22 Dezembro 2023
"Nesse sentido, uma leitura queer do texto bíblico - Antigo e Novo Testamento - é sugestiva e interessante na medida em que desafia categorias sedimentadas ao longo do tempo. O volume se insere exatamente nessa linha, seguindo uma teologia radicalmente inclusiva, em fermentação, que discute e critica, do ponto de vista exegético, pressupostos que pareciam absolutos e propõe novas abordagens de leitura", escreve Fabrizio Mastrofini, jornalista e ensaísta italiano, em artigo publicado por Settimana News, 15-12-2023.

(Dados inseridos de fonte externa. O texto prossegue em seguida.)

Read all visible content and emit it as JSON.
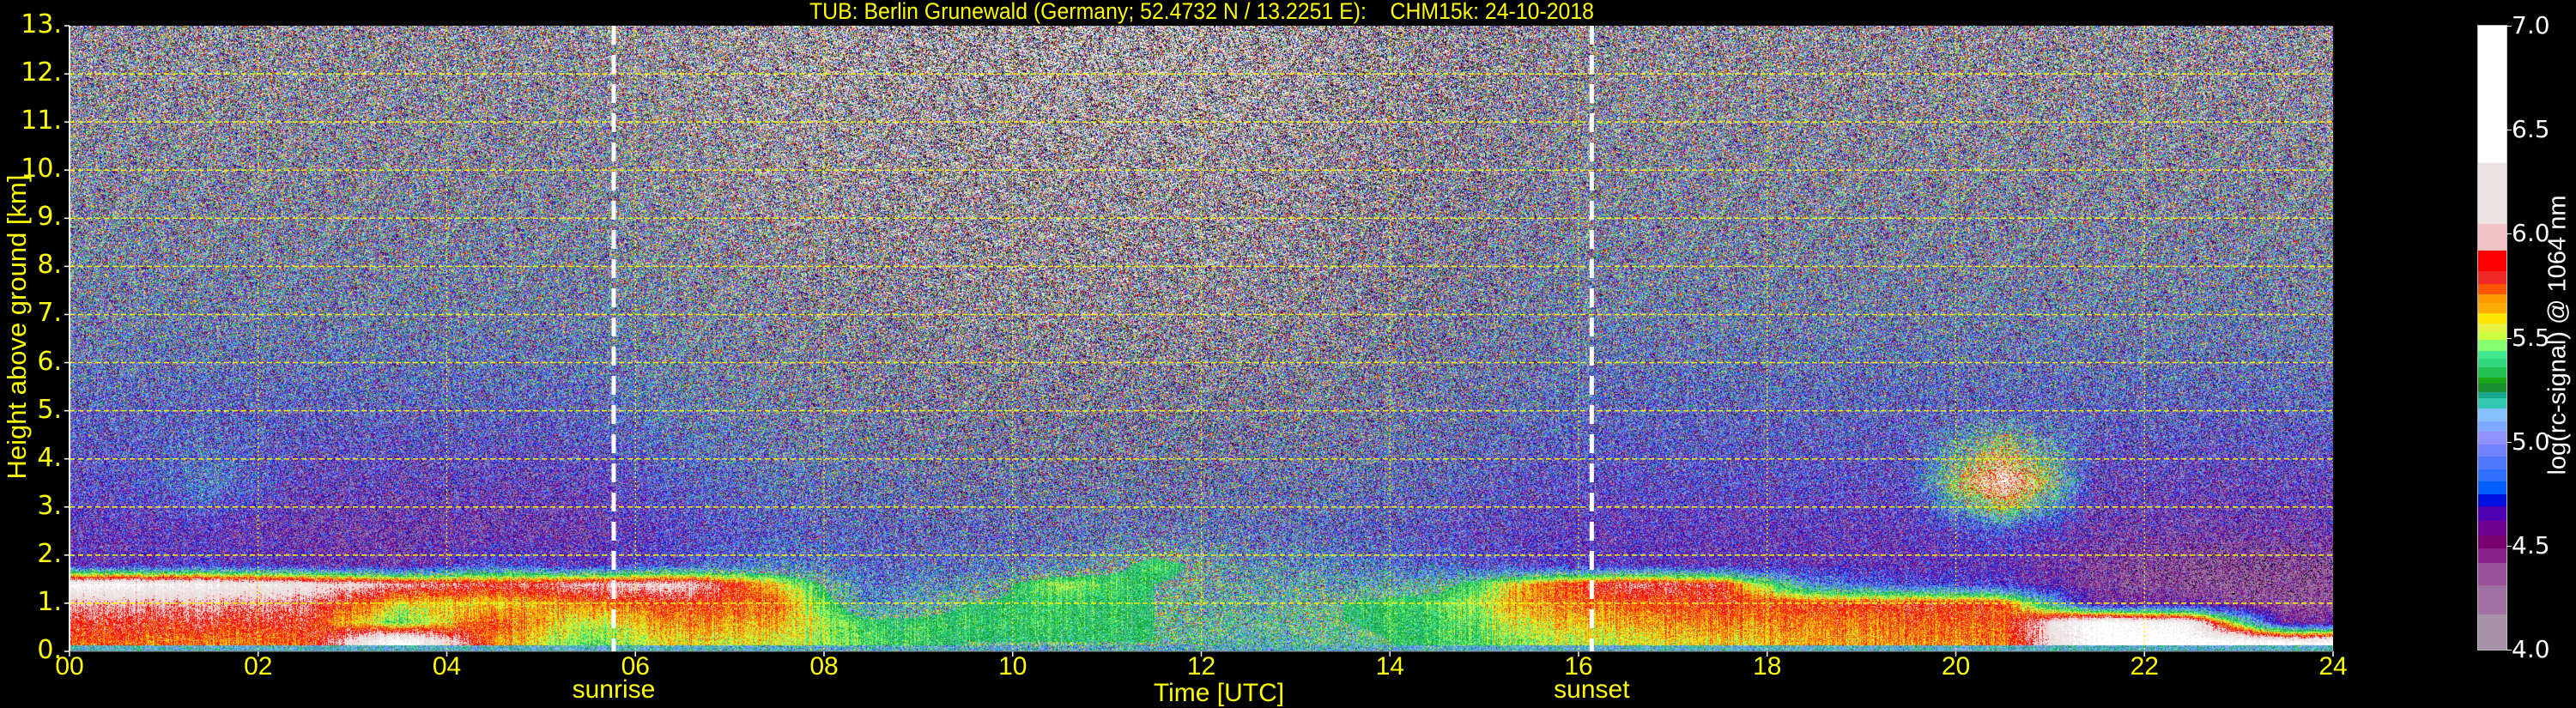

É lícita uma leitura queer da Bíblia? A resposta é simples: tal leitura é permitida e possível, como demonstra a recente obra volumosa publicada em italiano, intitulada "Bibbia Queer. Un comentário", pela EDB. O original em inglês é de 2022, e, portanto, é mérito da editora italiana chamar a atenção de nossos especialistas e leitores para um texto complexo, sugestivo, problemático, que abre perspectivas inéditas e está destinado a gerar discussões (esperamos!).
"Bibbia Queer: un commentario", editada por Mona West e Robert E. Shore-Goss (Foto: Divulgação)
O que é queer, o que se entende por esse termo? Tomo emprestada a definição da introdução de Selene Zorzi e Martin M. Lintner:
"O termo 'queer' pretende referir-se a tudo o que é estranho, torto no sentido de não alinhado, que pode se apresentar em uma identidade pessoal. 'Queer' refere-se à alteridade que, atravessando uma identidade, desconstrói sua definição pública e social, tornando-a, de alguma forma, não alinhada".
E o Deus da Bíblia não faz exceções: ama completamente os seres humanos, é um Deus trinitário, pai, mas também mãe, que opera através de um terceiro, ou seja, o Espírito Santo, não se encaixa em nenhuma categoria e, pelo contrário, é o totalmente outro que transcende as categorias, ordena e surpreende ao mesmo tempo.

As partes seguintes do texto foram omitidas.